The $2 trillion market for U.S. exchange-traded funds is growing more opaque even as regulators warn the asset class is already too complicated for some investors.

Eaton Vance Corp. began offering a new type of ETF on Friday -- called Eaton Vance Stock NextShares -- that only reveals its underlying assets monthly, rather than the daily disclosure that’s common in the rest of the industry. Soon, that lag will get longer, as other fund issuers plan ETFs that discuss holdings only every quarter.

Separately, investors can now trade ETFs privately on Tradeweb Markets.

The ETF market has exploded in size, jumping 2 1/2 times in value since the end of 2009. Even before these Eaton Vance and Tradeweb innovations, U.S. officials were already worried the business lacks sufficient transparency. Cracks in the system were revealed on Aug. 24, when many equities didn’t open for trading, yet the ETFs that hold them did, causing confusion among investors about their value.

Kara Stein, a U.S. Securities and Exchange Commissioner, earlierthis month expressed concern that the ETF market has already become too difficult for retail investors to understand.

ETF Risks

“I fear that the risk presented by some of these new products may not be fully understood by those who have invested in them,” Stein said at a conference in Washington, speaking generally about new ETFs. “Indeed, even plain-vanilla, equity index ETFs may present risks that are not always anticipated or fully understood, as evidenced by the events of Aug. 24.”

The Eaton Vance fund works like an actively managed mutual fund: Owners of the ETF share a claim to the stocks the portfolio manager buys. And those holdings remain secret for weeks or months at a time. But unlike a mutual fund, it can be traded throughout the day, not just once daily.

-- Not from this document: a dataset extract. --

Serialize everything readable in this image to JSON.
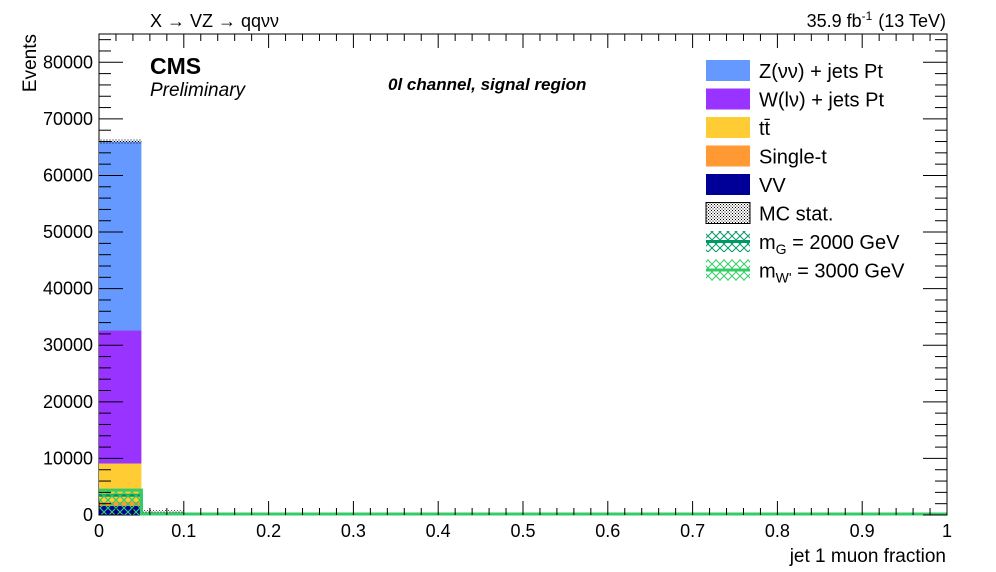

“It’s almost like these were products designed for institutions, but they’re easily available to retail investors,” said Kevin McPartland, head of research for market structure and technology at Greenwich Associates. “It’s certainly something to pay attention to.”

Aug. 24 showed the danger of having inadequate information about what’s going on with the underlying holdings of an ETF. Hundreds of stocks didn’t immediately start trading at the beginning of the day, but ETFs that held them did, effectively untethering the funds from the value of their holdings.